The shortage of behavioral health workers strains systems

Geisinger has increased his behavioral telemedicine services in the past year, reducing the number of backward patients from 18,000 to 3,000.

The integrated health system based in Danville, Pennsylvania has expanded its employee recruitment efforts and hired an external telepsychiatry service to increase its behavioral health capacity and reach, said Dawn Zieger, associate vice president of psychiatry and behavioral health. While psychiatrists, psychologists and social workers can now treat behavioral health patients in other states, demand still outstrips supply, particularly in specialties such as pediatric behavioral health, she said.

“We have had more requests than ever for behavioral health services,” Zieger said. “We think we will have to continue working on our augmentation strategy as people cope with the trauma of COVID and the erosion of social structures.”

Health systems across the country are grappling with an increase in behavioral health cases and a lack of providers.

Half of the counties in the United States do not have a psychiatrist or addiction medicine specialist, according to new data from George Washington University. The shortages have disproportionately affected low-income consumers, as nearly 1 in 4 behavioral health care providers saw no Medicaid beneficiaries in 2020, according to an analysis of workforce data from health analysis firm IQVIA, of the Centers. for Medicare and Medicaid services and state licensing committees.

The lack of behavioral health workers has created welfare deserts across the country, forcing many patients into understaffed and often ill-equipped hospital admissions. Patients typically stay in hospital settings longer as outpatient settings also struggle to find workers. Health systems have rushed to fill the short- and long-term staff shortage exacerbated by the COVID-19 pandemic.

Systems like Geisinger and Sanford Health seek to treat more patients as they broaden their pipeline of behavioral health workers by partnering with medical schools and reimbursing tuition for those who enter the field.

Geisinger, for example, pays students’ tuition if they specialize in family medicine, internal medicine, paediatrics, or psychiatry and remain with the health system for a specified period of time. She also has a two-year social work fellowship program that helps participants obtain their clinical license, as well as a psychology internship that offers training in adult clinical and health psychology, pediatric integrated primary care, and clinical neuropsychology.

Sanford Health, a health system based in Sioux Falls, South Dakota, has a behavioral health internship program and a master’s degree in social workers, said Dr. Jeremy Cauwels, Sanford primary.

“Ninety-one percent of North Dakota counties are designated areas of mental health deficiency,” he said. “Our hope is that our supply will continue to grow and improve so that we can continue to reach the people who need us.”

Virtual behavioral health care and broader recruiting efforts have helped fill some of the access gaps. However, the United States would need more than 7,700 additional behavioral health workers to meet current demand, according to estimates by the Health Resources and Services Administration. There is a projected shortage of 14,000 psychologists by 2030, according to the agency.

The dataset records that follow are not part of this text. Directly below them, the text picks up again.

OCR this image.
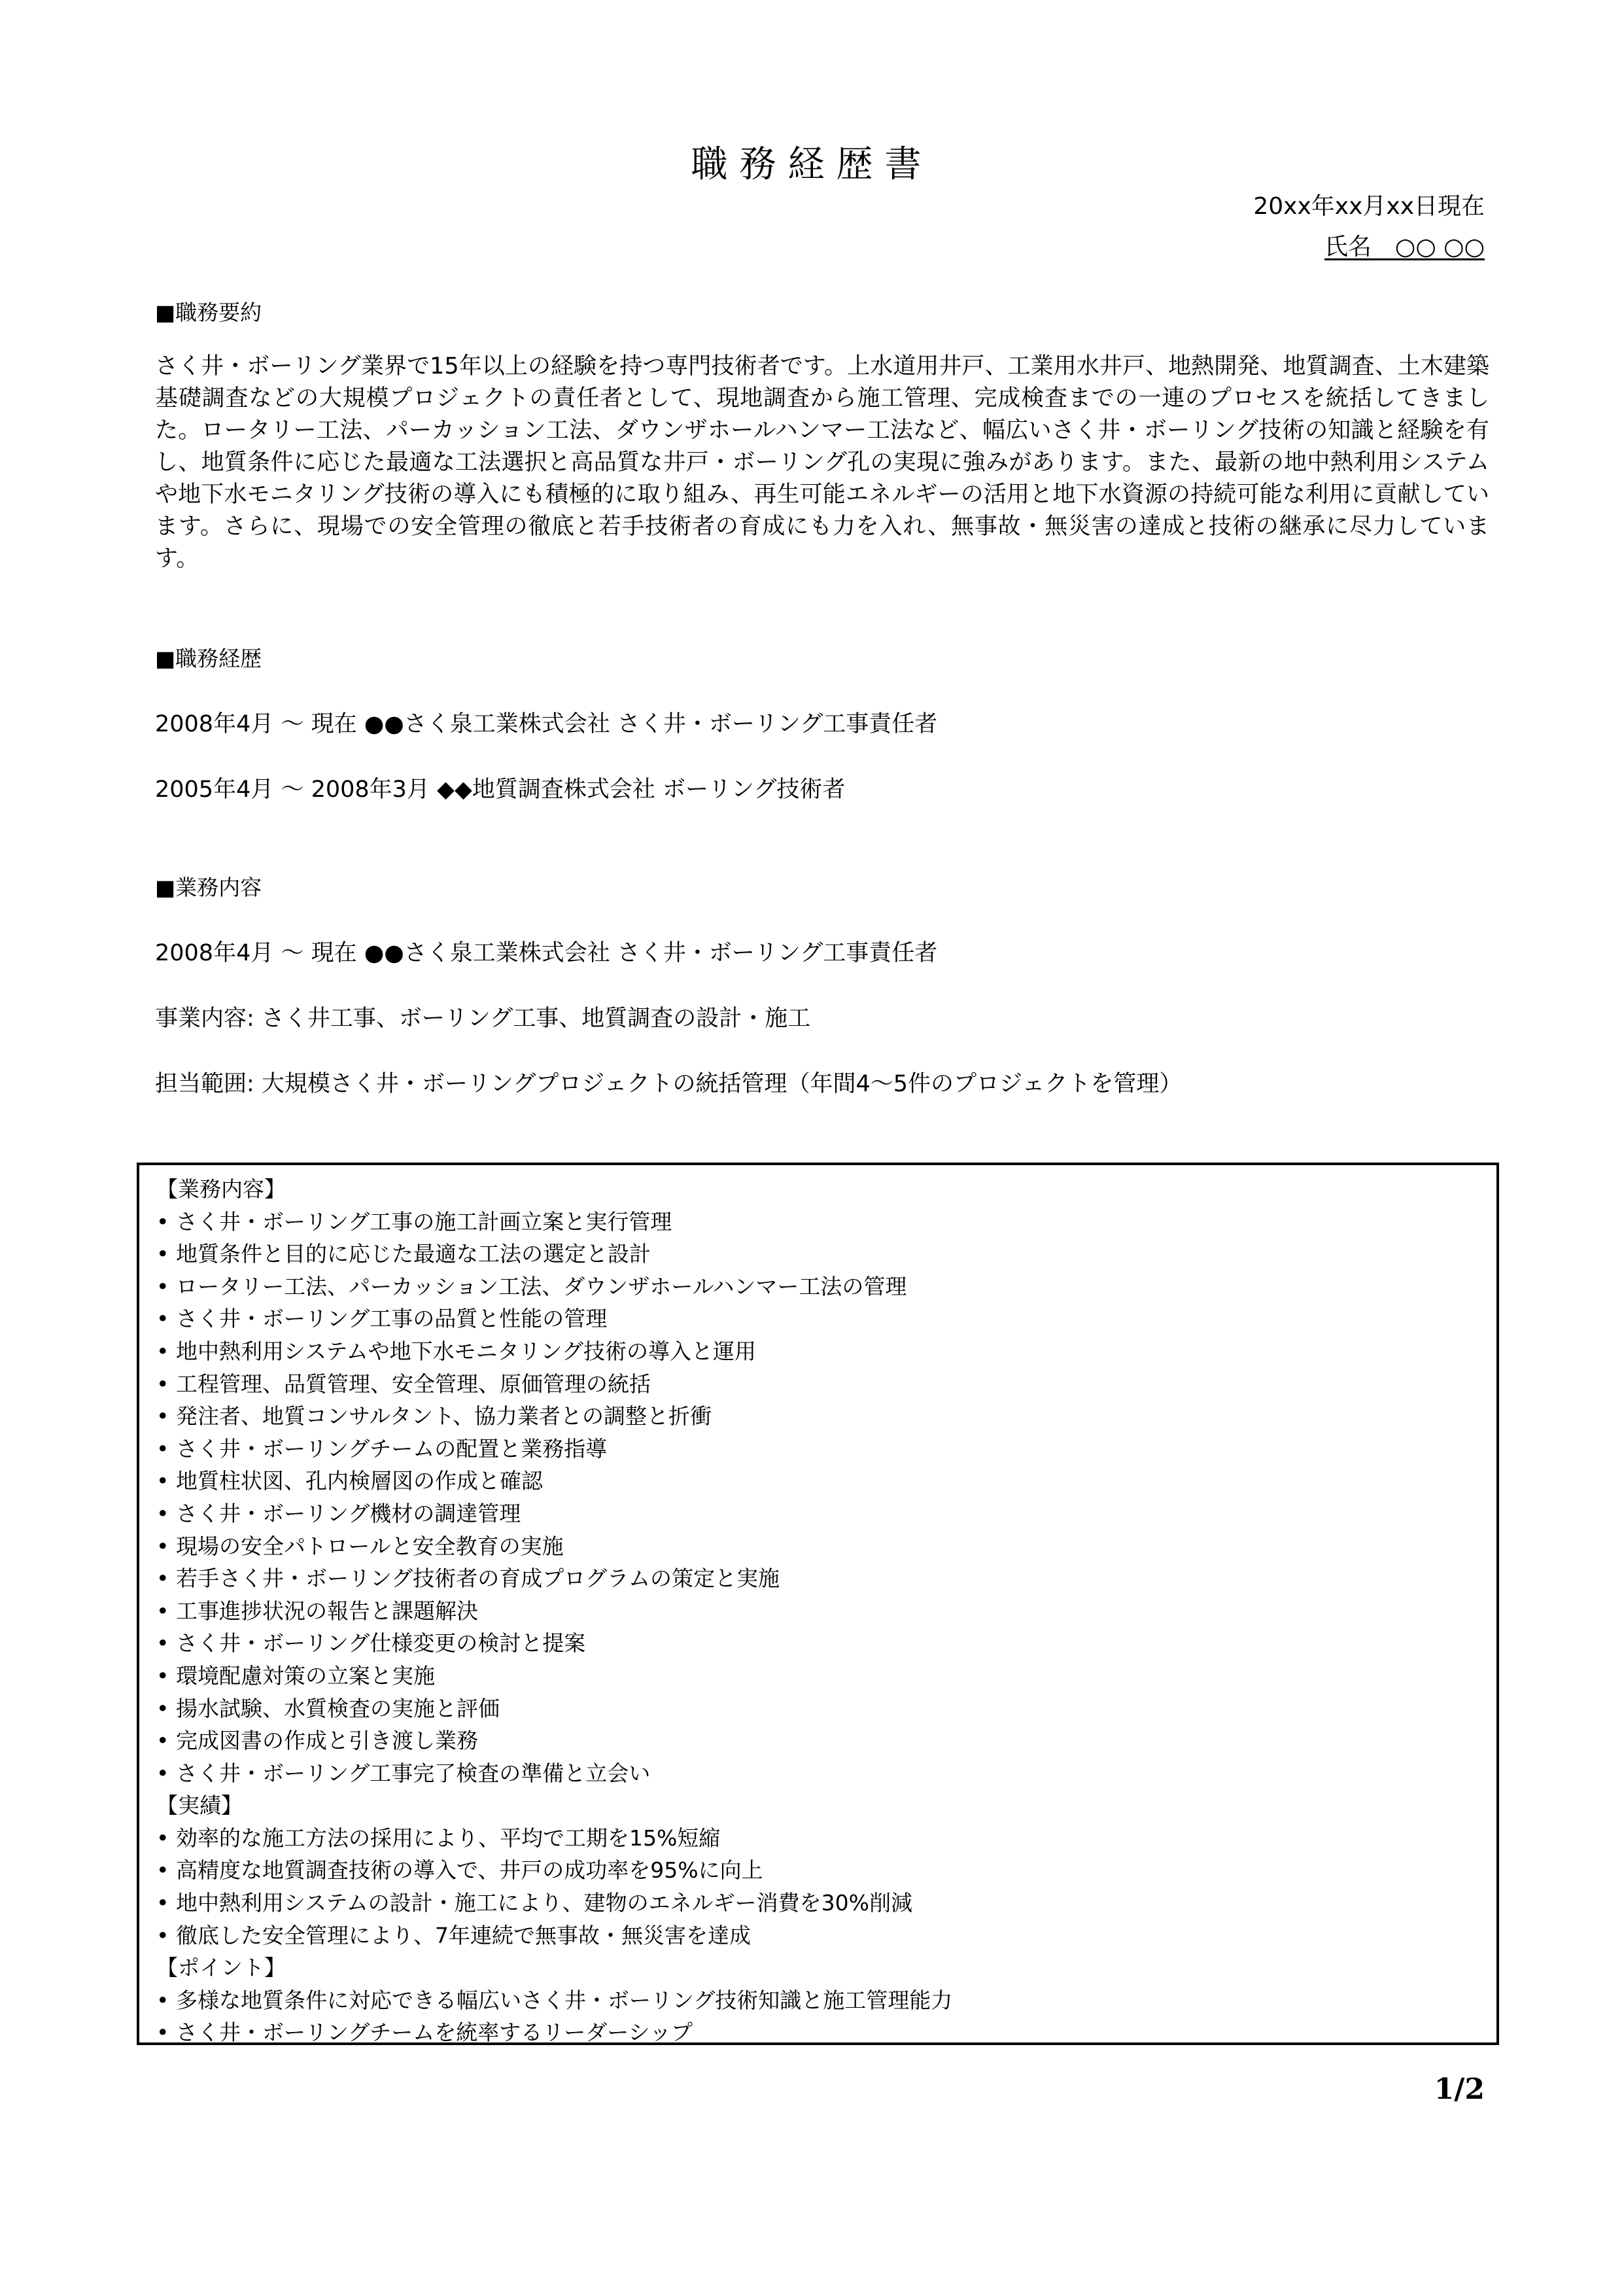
職務経歴書
20xx年xx月xx日現在
氏名　○○ ○○
■職務要約
さく井・ボーリング業界で15年以上の経験を持つ専門技術者です。上水道用井戸、工業用水井戸、地熱開発、地質調査、土木建築基礎調査などの大規模プロジェクトの責任者として、現地調査から施工管理、完成検査までの一連のプロセスを統括してきました。ロータリー工法、パーカッション工法、ダウンザホールハンマー工法など、幅広いさく井・ボーリング技術の知識と経験を有し、地質条件に応じた最適な工法選択と高品質な井戸・ボーリング孔の実現に強みがあります。また、最新の地中熱利用システムや地下水モニタリング技術の導入にも積極的に取り組み、再生可能エネルギーの活用と地下水資源の持続可能な利用に貢献しています。さらに、現場での安全管理の徹底と若手技術者の育成にも力を入れ、無事故・無災害の達成と技術の継承に尽力しています。
■職務経歴
2008年4月 〜 現在 ●●さく泉工業株式会社 さく井・ボーリング工事責任者
2005年4月 〜 2008年3月 ◆◆地質調査株式会社 ボーリング技術者
■業務内容
2008年4月 〜 現在 ●●さく泉工業株式会社 さく井・ボーリング工事責任者
事業内容: さく井工事、ボーリング工事、地質調査の設計・施工
担当範囲: 大規模さく井・ボーリングプロジェクトの統括管理（年間4〜5件のプロジェクトを管理）
【業務内容】
• さく井・ボーリング工事の施工計画立案と実行管理
• 地質条件と目的に応じた最適な工法の選定と設計
• ロータリー工法、パーカッション工法、ダウンザホールハンマー工法の管理
• さく井・ボーリング工事の品質と性能の管理
• 地中熱利用システムや地下水モニタリング技術の導入と運用
• 工程管理、品質管理、安全管理、原価管理の統括
• 発注者、地質コンサルタント、協力業者との調整と折衝
• さく井・ボーリングチームの配置と業務指導
• 地質柱状図、孔内検層図の作成と確認
• さく井・ボーリング機材の調達管理
• 現場の安全パトロールと安全教育の実施
• 若手さく井・ボーリング技術者の育成プログラムの策定と実施
• 工事進捗状況の報告と課題解決
• さく井・ボーリング仕様変更の検討と提案
• 環境配慮対策の立案と実施
• 揚水試験、水質検査の実施と評価
• 完成図書の作成と引き渡し業務
• さく井・ボーリング工事完了検査の準備と立会い
【実績】
• 効率的な施工方法の採用により、平均で工期を15%短縮
• 高精度な地質調査技術の導入で、井戸の成功率を95%に向上
• 地中熱利用システムの設計・施工により、建物のエネルギー消費を30%削減
• 徹底した安全管理により、7年連続で無事故・無災害を達成
【ポイント】
• 多様な地質条件に対応できる幅広いさく井・ボーリング技術知識と施工管理能力
• さく井・ボーリングチームを統率するリーダーシップ
1/2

The imbalance between supply and demand has created a significant burden on primary care providers. In Texas, for example, 70 percent of its counties would have no one providing behavioral health care if it weren’t for primary care providers, according to data from George Washington University. Even with primary care providers, 23% of Texas counties have no providers for severe mental illness.

“We will not create a new army of suppliers,” said Dr. Harry Greenspun, chief medical officer at the Guidehouse consulting firm. “The problem of capacity will not be solved with people, it will be solved with different modalities of care”.

Project Extension for Community Health Outcomes, which uses video conferencing to train, advise and support primary care providers, can strengthen the current workforce, said Ryan McBain, a policy researcher at RAND Corp. University of New York researchers Mexico launched the ECHO project in 2003 to educate suppliers to seek to expand access, reduce referrals and increase profits.

“Unlike normal telemedicine models, which allow providers to reach people in different areas, but do not broaden the reach of behavioral health personnel, models like Project ECHO have a multiplier effect because they allow new people to provide services,” he said he said.

Reimbursement for telemedicine services and the relatively low salaries of mental health professionals are still barriers, health care executives said.

“We’ve begun to see that some payers don’t pay the same rate, or don’t pay at all, for telemedicine of office visits,” said Geisinger’s Zieger. “Even if there is legislation on equality, the reality is that the payment does not cover the cost of the services.”

Federal and state policy makers should enforce mental health equality laws, which require insurance coverage for mental health conditions to be no more restrictive than coverage for other medical conditions, experts said.

States have only recently started paying peer support specialists and community health workers. Meanwhile, psychiatry, pediatrics, and primary care rank among the lowest specialties in terms of annual compensation, according to Medscape’s 2022 Medical Compensation Report.

“We need more funds to attract the workforce to this field,” Zieger said.